理学療法の臨床実習に参加している学生。脳梗塞による左片麻痺患者の評価を臨床実習指導者と行った。患者は常に右側を向き、左側からの声かけへの反応が遅かった。担当作業療法士の診療記録から収集する検査結果で最も優先度が高いのはどれか。
- BIT
- FAST
- Stroop test
- WAIS-Ⅳ
- WCST〈Wisconsin Card Sorting Test〉
解答解説
正解は 1. BIT です。
解説
患者が「右側を向き続ける」「左側からの声かけに反応が遅い」という所見から、**半側空間無視(左側空間無視)**が疑われます。半側空間無視の評価には、**BIT(Behavioural Inattention Test)**が広く用いられ、臨床的にも実践的な評価法です。
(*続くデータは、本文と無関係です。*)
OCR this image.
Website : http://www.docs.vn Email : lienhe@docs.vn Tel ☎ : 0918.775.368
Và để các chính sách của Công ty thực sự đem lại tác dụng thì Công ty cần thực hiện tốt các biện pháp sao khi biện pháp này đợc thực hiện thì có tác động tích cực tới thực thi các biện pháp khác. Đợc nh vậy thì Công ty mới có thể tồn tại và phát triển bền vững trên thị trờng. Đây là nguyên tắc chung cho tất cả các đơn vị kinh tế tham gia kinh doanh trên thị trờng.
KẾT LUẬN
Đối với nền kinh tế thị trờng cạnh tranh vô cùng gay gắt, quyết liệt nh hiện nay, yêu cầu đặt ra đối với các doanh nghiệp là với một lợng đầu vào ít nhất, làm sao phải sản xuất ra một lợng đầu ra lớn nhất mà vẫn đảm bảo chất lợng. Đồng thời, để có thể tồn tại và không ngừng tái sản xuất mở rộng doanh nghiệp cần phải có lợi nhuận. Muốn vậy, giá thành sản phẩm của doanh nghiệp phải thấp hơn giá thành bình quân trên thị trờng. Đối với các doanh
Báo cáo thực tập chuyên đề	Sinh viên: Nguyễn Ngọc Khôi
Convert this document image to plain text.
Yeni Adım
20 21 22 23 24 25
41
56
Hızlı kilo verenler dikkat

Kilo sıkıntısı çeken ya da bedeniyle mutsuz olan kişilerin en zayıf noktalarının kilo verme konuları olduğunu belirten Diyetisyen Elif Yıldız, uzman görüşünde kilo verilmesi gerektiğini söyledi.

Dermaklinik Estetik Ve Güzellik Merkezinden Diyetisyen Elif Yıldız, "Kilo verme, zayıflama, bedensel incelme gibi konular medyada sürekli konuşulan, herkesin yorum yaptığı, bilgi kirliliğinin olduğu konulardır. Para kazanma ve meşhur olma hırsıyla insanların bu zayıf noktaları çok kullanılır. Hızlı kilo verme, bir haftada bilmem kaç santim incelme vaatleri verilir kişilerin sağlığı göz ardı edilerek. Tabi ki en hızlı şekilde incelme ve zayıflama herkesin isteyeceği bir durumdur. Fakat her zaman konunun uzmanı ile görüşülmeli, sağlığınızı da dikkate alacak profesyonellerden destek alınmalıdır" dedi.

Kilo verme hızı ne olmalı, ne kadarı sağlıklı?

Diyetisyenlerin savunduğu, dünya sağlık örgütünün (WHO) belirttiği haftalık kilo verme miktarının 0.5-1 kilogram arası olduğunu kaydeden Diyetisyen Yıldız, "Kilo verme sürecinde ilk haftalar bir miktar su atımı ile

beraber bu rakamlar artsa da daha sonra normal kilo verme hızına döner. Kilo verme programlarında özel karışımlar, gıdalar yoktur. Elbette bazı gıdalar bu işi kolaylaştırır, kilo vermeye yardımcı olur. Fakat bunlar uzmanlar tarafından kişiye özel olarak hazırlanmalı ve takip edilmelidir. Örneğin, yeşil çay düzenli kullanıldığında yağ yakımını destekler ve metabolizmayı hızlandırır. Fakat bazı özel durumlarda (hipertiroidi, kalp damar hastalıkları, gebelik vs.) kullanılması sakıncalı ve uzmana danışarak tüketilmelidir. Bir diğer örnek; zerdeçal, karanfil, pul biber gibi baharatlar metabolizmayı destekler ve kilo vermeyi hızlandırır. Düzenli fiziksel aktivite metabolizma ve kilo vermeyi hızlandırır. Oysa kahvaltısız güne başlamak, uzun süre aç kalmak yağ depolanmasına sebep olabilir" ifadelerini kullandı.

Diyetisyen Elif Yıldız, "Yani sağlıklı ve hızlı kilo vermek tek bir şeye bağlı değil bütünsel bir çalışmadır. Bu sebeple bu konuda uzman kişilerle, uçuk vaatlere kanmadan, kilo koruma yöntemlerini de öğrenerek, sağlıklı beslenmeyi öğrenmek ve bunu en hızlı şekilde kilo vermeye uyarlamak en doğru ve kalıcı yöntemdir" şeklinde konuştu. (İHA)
BITでは、線分抹消課題や描画課題など、日常生活動作に関連する検査を含むため、患者の無視の程度や日常生活への影響を確認するのに適しています。
各選択肢の解説
- BIT(正解)
BITは半側空間無視を評価する標準的な検査であり、線分抹消や線分二等分、時計描画などの課題を通じて無視の有無や程度を判定できます。今回の患者の状態評価には最も優先度が高い検査です。 - FAST
FAST(Frontal Assessment Battery)は、前頭葉機能を評価する検査で、遂行機能や抑制制御の障害を評価します。しかし、半側空間無視の評価には直接的に関連しません。この選択肢は不適切です。 - Stroop test
Stroop testは注意機能や抑制制御の評価に用いられる検査ですが、半側空間無視の直接的な評価には適しません。この選択肢は不適切です。 - WAIS-Ⅳ
WAIS-Ⅳ(Wechsler Adult Intelligence Scale)は、知的能力を評価する検査ですが、半側空間無視の評価には適していません。この選択肢は不適切です。 - WCST〈Wisconsin Card Sorting Test〉
WCSTは遂行機能(柔軟な思考やカテゴリー変更)を評価する検査ですが、半側空間無視の直接評価には用いられません。この選択肢は不適切です。
ワンポイントアドバイス
半側空間無視は、片麻痺患者のADLやリハビリテーション計画に大きな影響を与えるため、早期に正確な評価を行うことが重要です。BITは、無視の程度や実生活への影響を把握できるため、特に優先度が高い評価法として使用されます。また、無視の改善に向けた治療方針を立てる際にも役立ちます。